Es como si la superficie descansara sobre conductos de vapor con miles de orificios que despidieran diminutos chorros de vapor. La arena salta con brinquitos y remolinos mínimos. La pertubación aumenta pulgada a pulgada a medida que arrecia el viento. Parece como si toda la superficie del desierto se alzase obedeciendo a cierta fuerza subterránea que la impulsara hacia arriba. Los guijarros te golpean en las espinillas, las rodillas, los muslos. Los granos de arena te suben por el cuerpo hasta azotarte la cara y seguir por encima de la cabeza. El cielo está cubierto, todos los objetos, menos los más cercanos, desaparecen de la vista, el universo está colmado.

Teníamos que continuar en movimiento. Si te paras, la arena se va acumulando, como en torno a todo lo que esté inmóvil, y te encierra. Te pierdes para siempre. Una tormenta de arena puede durar cinco horas. Hasta cuando, en años posteriores, viajábamos en camiones, teníamos que seguir avanzando sin ver nada. Los peores terrores sobrevenían de noche. En cierta ocasión, al norte de Kufra, nos asaltó una tormenta en la obscuridad, a las tres de la mañana. La tormenta arrancó las tiendas de sus amarras y rodamos con ellas, al tiempo que nos llenábamos de arena -como un barco, al hundirse, se llena de agua-, abrumados, sofocándonos, hasta que un camellero cortó las ataduras y nos liberó.
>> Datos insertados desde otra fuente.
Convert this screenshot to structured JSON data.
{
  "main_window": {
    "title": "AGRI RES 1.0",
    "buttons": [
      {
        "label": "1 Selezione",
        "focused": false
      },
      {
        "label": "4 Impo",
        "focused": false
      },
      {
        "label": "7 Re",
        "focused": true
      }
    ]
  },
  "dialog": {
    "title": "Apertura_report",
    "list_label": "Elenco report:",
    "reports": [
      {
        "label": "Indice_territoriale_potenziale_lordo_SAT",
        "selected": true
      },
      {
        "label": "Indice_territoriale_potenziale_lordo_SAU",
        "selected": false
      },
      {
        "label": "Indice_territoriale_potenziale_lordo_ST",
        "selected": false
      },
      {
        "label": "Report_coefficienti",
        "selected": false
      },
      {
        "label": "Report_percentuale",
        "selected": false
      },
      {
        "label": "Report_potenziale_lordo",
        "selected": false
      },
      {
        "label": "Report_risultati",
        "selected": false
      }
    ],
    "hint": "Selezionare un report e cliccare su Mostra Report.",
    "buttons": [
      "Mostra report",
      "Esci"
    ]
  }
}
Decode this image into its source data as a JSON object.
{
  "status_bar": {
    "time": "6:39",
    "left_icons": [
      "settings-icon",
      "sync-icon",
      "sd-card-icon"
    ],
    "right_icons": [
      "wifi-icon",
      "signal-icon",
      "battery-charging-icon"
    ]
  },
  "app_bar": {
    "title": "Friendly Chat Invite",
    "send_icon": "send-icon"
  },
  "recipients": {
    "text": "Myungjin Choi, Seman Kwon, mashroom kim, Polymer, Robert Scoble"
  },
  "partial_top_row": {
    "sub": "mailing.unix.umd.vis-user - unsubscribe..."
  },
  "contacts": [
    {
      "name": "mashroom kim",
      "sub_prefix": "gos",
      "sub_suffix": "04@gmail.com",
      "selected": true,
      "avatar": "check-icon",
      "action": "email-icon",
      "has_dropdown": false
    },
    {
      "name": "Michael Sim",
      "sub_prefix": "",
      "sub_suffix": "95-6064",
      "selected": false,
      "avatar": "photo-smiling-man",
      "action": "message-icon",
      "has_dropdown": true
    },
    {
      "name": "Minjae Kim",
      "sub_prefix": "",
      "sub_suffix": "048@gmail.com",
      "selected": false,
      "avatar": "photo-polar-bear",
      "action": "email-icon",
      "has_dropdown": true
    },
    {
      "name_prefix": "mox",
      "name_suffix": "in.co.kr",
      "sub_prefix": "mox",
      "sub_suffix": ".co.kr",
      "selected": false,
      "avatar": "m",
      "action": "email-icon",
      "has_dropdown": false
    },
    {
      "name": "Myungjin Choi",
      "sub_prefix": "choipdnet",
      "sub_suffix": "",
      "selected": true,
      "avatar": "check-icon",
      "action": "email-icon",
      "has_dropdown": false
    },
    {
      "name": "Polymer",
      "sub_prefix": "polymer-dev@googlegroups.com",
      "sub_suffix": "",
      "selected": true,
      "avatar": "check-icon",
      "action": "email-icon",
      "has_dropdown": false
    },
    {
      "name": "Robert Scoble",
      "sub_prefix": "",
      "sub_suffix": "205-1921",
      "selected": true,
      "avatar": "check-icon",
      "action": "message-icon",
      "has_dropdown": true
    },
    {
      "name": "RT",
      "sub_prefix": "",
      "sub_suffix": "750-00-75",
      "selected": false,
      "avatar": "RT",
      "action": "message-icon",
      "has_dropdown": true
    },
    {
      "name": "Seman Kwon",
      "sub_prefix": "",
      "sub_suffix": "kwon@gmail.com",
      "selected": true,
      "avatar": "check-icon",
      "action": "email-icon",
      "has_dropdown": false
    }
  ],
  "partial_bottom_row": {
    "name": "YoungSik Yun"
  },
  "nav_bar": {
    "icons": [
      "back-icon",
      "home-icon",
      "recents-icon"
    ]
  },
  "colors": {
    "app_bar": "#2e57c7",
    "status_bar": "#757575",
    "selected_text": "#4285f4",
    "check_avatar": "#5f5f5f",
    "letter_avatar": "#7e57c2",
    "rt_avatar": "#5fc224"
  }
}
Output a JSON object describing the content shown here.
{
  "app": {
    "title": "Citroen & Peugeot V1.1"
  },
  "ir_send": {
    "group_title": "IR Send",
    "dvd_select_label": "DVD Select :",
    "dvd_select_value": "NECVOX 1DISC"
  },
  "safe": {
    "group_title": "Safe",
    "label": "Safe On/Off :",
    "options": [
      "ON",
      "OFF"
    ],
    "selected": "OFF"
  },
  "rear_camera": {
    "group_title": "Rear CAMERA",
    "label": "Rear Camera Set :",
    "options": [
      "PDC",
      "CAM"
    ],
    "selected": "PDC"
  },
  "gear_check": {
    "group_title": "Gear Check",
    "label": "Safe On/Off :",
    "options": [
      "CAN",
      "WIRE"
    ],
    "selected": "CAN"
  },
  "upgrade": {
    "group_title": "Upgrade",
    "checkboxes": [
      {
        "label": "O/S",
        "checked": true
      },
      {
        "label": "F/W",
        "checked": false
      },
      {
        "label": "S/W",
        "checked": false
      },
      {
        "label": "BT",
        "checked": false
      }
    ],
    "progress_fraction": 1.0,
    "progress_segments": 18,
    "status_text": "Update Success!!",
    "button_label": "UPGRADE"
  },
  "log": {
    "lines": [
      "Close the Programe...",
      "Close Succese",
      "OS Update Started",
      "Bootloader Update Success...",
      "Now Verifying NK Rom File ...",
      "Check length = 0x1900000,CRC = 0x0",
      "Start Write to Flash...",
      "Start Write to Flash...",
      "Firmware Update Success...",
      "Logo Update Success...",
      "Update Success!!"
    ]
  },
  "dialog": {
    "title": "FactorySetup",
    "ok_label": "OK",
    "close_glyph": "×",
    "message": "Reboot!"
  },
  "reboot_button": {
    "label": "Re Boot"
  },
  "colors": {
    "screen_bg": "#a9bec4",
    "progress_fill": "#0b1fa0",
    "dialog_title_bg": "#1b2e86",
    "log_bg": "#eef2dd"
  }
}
Pasamos por tres tormentas durante nueve días. No dimos con las aldeas del desierto en las que esperábamos obtener más provisiones. El caballo desapareció. Tres de los camellos murieron. Durante los dos últimos días carecimos de comida, sólo teníamos té. El último vínculo con cualquier otro mundo era el tintineo de la tetera ennegrecida por el fuego, la larga cuchara y el vaso que llegaban hasta nosotros en la obscuridad de las mañanas. Después de la tercera noche, dejamos de hablar. Lo único que importaba era el fuego y el mínimo líquido carmelita.

Por pura suerte nos topamos con El Taj, un pueblo del desierto. Me paseé por el zoco, por la avenida en la que resonaban los carillones de los relojes, hasta la calle de los barómetros, pasé por delante de los puestos de venta de cartuchos para fusil, los de salsa de tomate italiana y otros alimentos enlatados procedentes de Benghazi, percal de Egipto, adornos hechos con cola de avestruz, los dentistas callejeros, los vendedores de libros. Seguimos mudos y cada cual por su camino. Tardamos en reaccionar ante aquel nuevo mundo, como si hubiéramos estado a punto de ahogarnos. En la plaza central de El Taj nos sentamos a comer cordero, arroz y pasteles de badawi y bebimos leche con pulpa de almendra machacada. Todo ello después de la larga espera de los tres vasos de té ceremoniales, aromatizados con ámbar y menta.